Dynamical slave-boson mean-field study of the Mott transition in the Hubbard model in the large- z limit

Abstract

The Mott metal-insulator transition in the Hubbard model is studied by constructing a dynamical slave-boson mean-field theory in the limit of large lattice coordination number $z$ that incorporates the binding between doubly occupied (doublon) and empty (holon) sites. On the Mott insulating side where all doublons and holons bond in real space into excitonic pairs leading to the charge gap, the theory simplifies considerably to leading order in $1/\sqrt{z}$, and becomes exact on the infinite-$z$ Bethe lattice.

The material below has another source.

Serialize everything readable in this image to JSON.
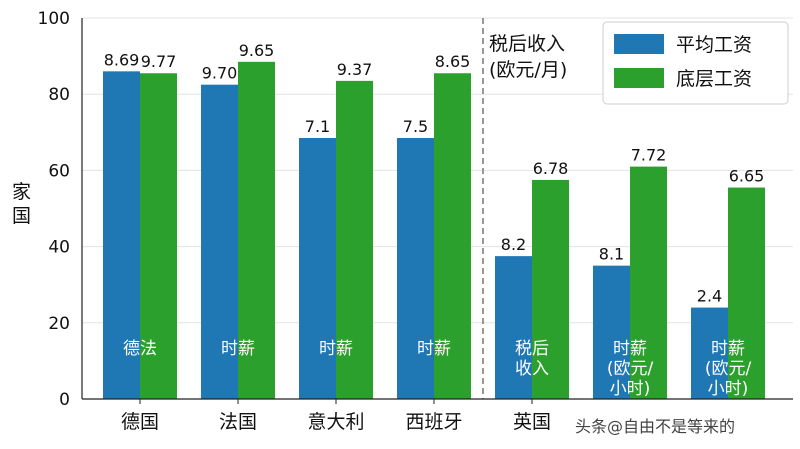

An asymptotic solution is obtained for a continuous Mott transition associated with the closing of the charge gap at a critical value of the Hubbard $U_c$ and the corresponding doublon density $n_d^c$, hopping $\chi_d^c$ and doublon-holon pairing $\Delta_d^c$ amplitudes. We find $U_c=U_{\rm BR} [1 -2n_d^c -\sqrt{z} (\chi_d^c +\Delta_d^c))] \simeq0.8U_{\rm BR}$, where $U_{\rm BR}$ is the critical value for the Brinkman-Rice transition in the Gutzwiller approximation captured in the static mean-field solution of the slave-boson formulation of Kotliar and Ruckenstein. Thus, the Mott transition can be viewed as the quantum correction to the Brinkman-Rice transition due to doublon-holon binding. Quantitative comparisons are made to the results of the dynamical mean-field theory, showing good agreement. In the absence of magnetic order, the Mott insulator is a $U(1)$ quantum spin liquid with nonzero intersite spinon hopping that survives the large-$z$ limit and lifts the $2^N$-fold degeneracy of the local moments. We show that the spinons are coupled to the doublons/holons by a dissipative compact $U(1)$ gauge field in the deconfined phase, realizing the spin-charge separated gapless spin liquid Mott insulator.